Some of the drive behind this initiative is the belief that patients will benefit by having access to this information. CMS and others believe that patients will take the time to look up their physicians in this database and see how they have interacted with applicable manufacturers and GPOs. Will patients care that their doctor received payment to participate in clinical research or if they had a $5 turkey sandwich that was brought into their office by a sales representative? It remains to be seen if and how patients will use this information.
Physicians and teaching hospitals must ask themselves some questions regarding the future implications of this information being publicly available and the perceptions others will form based on it. Will physicians be less likely to participate in clinical research with manufacturers because of the need of manufacturers to report the payment? Will physicians and teaching hospitals be less likely to participate in industry-sponsored CME? If manufacturers change the ways they sponsor clinical research and CME, will the care patients receive be affected? Will the possible change in collaboration habits slow down the development of new drugs and devices patients need?

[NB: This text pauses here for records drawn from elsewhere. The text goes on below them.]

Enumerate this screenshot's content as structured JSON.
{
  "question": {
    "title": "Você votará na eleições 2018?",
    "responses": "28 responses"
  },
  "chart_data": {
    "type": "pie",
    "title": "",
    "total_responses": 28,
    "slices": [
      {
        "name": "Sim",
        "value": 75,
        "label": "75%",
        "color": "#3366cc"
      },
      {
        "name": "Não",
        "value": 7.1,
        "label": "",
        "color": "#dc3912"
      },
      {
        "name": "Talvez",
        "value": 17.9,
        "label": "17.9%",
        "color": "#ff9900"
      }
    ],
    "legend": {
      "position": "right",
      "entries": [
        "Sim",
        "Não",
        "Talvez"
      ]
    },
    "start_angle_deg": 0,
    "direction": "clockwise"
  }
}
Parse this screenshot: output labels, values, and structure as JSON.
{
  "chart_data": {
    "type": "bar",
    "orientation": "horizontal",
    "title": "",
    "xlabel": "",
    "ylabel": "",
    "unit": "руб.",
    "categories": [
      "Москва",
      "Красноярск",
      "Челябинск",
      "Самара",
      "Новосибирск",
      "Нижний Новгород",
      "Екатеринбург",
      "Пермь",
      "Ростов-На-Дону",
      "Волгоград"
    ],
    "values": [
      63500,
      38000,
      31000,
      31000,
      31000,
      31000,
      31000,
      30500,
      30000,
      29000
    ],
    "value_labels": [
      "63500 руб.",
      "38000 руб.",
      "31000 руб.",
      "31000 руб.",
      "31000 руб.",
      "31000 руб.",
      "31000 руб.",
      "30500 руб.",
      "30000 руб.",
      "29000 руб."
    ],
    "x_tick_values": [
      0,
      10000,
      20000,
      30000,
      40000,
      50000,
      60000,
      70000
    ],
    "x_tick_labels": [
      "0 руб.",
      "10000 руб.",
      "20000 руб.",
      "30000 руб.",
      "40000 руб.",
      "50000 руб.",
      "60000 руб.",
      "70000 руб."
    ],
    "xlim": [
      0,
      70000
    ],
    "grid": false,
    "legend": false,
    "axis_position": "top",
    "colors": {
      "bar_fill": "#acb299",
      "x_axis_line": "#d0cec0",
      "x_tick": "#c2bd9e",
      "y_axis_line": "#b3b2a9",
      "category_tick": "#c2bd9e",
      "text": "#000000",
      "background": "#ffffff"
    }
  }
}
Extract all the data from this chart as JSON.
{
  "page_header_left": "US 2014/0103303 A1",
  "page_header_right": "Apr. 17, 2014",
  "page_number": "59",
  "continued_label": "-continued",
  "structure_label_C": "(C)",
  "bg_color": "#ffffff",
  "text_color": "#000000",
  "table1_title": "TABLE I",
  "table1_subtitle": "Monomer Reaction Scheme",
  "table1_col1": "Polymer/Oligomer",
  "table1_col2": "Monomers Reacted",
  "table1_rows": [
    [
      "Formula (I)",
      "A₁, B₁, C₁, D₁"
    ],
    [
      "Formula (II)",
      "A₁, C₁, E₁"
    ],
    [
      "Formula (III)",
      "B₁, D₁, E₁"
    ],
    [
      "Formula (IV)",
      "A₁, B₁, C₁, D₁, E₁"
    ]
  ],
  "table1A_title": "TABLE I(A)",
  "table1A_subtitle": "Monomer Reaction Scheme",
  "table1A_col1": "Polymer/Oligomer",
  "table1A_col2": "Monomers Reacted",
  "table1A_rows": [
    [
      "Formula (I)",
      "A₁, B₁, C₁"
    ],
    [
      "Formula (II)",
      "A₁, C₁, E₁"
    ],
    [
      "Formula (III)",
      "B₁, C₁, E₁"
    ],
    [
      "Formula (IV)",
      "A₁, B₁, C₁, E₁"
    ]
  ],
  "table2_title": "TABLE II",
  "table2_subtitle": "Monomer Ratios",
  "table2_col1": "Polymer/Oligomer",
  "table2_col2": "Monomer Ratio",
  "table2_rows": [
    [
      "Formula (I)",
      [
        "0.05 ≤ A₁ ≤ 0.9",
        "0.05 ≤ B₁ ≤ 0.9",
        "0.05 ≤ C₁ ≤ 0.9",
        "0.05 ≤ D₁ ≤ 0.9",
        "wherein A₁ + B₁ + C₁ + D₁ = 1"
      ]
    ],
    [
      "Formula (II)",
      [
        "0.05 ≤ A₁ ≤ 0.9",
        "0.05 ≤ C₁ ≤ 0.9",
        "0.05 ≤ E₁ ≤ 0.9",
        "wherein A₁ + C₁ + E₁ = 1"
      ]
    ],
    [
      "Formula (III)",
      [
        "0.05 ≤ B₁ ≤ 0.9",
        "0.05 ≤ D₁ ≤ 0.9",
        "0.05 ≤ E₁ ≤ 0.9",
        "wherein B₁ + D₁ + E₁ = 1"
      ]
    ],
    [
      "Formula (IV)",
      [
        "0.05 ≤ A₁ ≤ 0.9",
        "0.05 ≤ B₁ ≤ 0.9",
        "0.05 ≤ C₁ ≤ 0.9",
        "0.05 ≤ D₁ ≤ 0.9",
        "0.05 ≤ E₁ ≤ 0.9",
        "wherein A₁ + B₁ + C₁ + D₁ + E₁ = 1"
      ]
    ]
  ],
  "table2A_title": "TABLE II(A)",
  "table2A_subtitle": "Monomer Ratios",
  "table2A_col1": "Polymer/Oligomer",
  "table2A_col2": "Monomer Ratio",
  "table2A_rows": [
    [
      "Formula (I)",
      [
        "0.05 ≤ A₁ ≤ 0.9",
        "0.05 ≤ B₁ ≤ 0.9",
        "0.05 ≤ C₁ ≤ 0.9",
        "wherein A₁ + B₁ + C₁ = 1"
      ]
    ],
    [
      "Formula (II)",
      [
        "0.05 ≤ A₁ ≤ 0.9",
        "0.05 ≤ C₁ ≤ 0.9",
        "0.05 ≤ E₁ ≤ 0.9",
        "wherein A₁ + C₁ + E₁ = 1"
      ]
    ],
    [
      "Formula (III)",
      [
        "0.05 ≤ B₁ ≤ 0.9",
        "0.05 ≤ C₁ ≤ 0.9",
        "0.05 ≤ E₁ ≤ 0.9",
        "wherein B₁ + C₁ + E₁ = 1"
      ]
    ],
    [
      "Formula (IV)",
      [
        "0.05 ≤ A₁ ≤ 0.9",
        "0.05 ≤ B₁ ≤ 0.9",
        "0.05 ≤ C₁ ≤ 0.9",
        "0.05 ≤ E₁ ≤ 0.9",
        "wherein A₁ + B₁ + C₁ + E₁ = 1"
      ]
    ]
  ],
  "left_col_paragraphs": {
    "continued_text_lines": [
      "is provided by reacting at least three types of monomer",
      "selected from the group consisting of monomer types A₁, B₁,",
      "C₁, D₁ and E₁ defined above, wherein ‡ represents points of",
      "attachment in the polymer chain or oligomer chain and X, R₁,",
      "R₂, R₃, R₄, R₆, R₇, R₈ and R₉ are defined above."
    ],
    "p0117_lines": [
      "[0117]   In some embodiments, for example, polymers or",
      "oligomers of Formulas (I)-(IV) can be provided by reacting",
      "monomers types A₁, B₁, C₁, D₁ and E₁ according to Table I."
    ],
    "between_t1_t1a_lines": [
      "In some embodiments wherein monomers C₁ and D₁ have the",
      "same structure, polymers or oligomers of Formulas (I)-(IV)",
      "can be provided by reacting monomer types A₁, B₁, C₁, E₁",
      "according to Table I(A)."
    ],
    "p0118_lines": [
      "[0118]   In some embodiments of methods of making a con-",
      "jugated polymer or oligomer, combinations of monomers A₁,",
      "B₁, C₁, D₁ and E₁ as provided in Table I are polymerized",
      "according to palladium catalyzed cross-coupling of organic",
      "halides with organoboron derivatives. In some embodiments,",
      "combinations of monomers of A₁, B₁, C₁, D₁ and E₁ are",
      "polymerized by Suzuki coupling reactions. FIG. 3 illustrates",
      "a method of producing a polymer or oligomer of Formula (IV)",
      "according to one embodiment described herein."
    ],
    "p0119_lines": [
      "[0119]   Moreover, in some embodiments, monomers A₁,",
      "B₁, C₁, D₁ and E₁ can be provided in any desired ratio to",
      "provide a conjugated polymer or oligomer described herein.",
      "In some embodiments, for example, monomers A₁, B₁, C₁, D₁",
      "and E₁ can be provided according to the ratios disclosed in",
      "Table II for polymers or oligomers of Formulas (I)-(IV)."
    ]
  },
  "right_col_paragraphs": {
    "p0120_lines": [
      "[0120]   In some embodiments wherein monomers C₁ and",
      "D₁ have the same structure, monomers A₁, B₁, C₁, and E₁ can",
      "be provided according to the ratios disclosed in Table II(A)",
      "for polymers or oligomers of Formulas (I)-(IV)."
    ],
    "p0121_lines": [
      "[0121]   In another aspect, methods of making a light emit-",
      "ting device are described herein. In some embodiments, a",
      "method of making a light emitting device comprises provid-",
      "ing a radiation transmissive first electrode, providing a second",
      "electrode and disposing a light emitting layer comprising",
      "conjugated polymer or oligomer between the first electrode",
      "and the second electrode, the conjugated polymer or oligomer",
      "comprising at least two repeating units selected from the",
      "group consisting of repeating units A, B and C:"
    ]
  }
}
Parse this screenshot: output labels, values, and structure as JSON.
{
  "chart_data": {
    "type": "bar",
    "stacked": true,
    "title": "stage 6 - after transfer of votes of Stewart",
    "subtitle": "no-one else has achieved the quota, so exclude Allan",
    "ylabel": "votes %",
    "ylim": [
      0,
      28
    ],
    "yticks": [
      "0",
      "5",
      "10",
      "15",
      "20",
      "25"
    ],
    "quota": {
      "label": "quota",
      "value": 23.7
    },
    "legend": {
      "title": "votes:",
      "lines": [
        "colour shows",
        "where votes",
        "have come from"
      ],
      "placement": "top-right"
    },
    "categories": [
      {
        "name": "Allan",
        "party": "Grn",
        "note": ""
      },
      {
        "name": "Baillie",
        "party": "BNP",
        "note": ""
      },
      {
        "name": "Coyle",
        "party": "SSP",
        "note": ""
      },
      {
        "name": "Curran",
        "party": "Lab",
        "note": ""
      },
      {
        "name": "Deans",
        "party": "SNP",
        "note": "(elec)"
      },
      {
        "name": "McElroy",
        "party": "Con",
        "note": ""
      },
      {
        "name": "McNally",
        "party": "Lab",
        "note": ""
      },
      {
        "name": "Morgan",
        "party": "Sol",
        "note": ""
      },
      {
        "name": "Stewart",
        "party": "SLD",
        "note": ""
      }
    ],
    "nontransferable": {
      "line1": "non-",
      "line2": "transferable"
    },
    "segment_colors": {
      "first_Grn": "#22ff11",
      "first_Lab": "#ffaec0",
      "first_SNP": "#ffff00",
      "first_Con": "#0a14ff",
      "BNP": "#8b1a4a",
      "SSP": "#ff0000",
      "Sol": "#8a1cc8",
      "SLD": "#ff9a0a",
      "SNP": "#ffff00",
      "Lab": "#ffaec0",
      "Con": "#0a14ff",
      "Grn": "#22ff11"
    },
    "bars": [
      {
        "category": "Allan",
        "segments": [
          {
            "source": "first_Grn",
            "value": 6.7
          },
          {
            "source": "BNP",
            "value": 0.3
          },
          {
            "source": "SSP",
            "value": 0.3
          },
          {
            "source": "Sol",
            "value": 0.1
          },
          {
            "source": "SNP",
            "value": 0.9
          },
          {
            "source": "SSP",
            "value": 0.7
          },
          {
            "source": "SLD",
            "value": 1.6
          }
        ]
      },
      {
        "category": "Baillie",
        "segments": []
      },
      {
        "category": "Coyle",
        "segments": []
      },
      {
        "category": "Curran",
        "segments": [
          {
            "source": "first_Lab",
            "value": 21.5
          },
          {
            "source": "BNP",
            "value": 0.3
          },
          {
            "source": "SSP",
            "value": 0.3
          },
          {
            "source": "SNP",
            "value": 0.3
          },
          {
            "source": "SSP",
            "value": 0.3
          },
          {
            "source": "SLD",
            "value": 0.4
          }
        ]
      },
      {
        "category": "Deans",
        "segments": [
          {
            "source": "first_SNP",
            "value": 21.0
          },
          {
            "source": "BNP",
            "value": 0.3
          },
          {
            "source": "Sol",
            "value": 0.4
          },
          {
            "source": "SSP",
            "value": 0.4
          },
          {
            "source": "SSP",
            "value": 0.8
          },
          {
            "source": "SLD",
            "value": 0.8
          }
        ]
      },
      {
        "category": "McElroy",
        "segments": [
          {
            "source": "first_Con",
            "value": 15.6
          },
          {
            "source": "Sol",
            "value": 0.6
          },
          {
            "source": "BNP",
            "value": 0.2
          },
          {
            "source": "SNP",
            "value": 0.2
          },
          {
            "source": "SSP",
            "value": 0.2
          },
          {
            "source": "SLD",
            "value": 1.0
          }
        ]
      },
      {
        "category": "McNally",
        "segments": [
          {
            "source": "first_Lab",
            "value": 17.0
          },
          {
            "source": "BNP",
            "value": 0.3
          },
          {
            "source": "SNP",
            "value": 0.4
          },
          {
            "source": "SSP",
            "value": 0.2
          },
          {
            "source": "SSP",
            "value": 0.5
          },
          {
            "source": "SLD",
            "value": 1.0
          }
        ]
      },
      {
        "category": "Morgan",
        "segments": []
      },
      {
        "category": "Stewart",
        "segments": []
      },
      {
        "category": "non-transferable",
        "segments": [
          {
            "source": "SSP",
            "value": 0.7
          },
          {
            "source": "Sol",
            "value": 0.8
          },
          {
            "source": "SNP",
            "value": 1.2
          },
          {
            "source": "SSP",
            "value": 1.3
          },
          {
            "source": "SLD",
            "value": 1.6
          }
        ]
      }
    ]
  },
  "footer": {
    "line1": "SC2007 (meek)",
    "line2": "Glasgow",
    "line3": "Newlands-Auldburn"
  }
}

Financial ties alone do not signify an inappropriate relationship, and disclosure alone is not sufficient to differentiate beneficial, legitimate financial relationships from those that create conflict of interest. Whether the Physician Payment Sunshine Act can balance discouraging inappropriate relationships without harming constructive ones that benefit both patients and providers remains to be seen.
Medicare Medicaid Children’s Health Insurance Programs; transparency reports and reporting of physician ownership or investment interests. Fed Regist2011;76(243):78742–78773. To be codified at 42 CFR §402 and §403.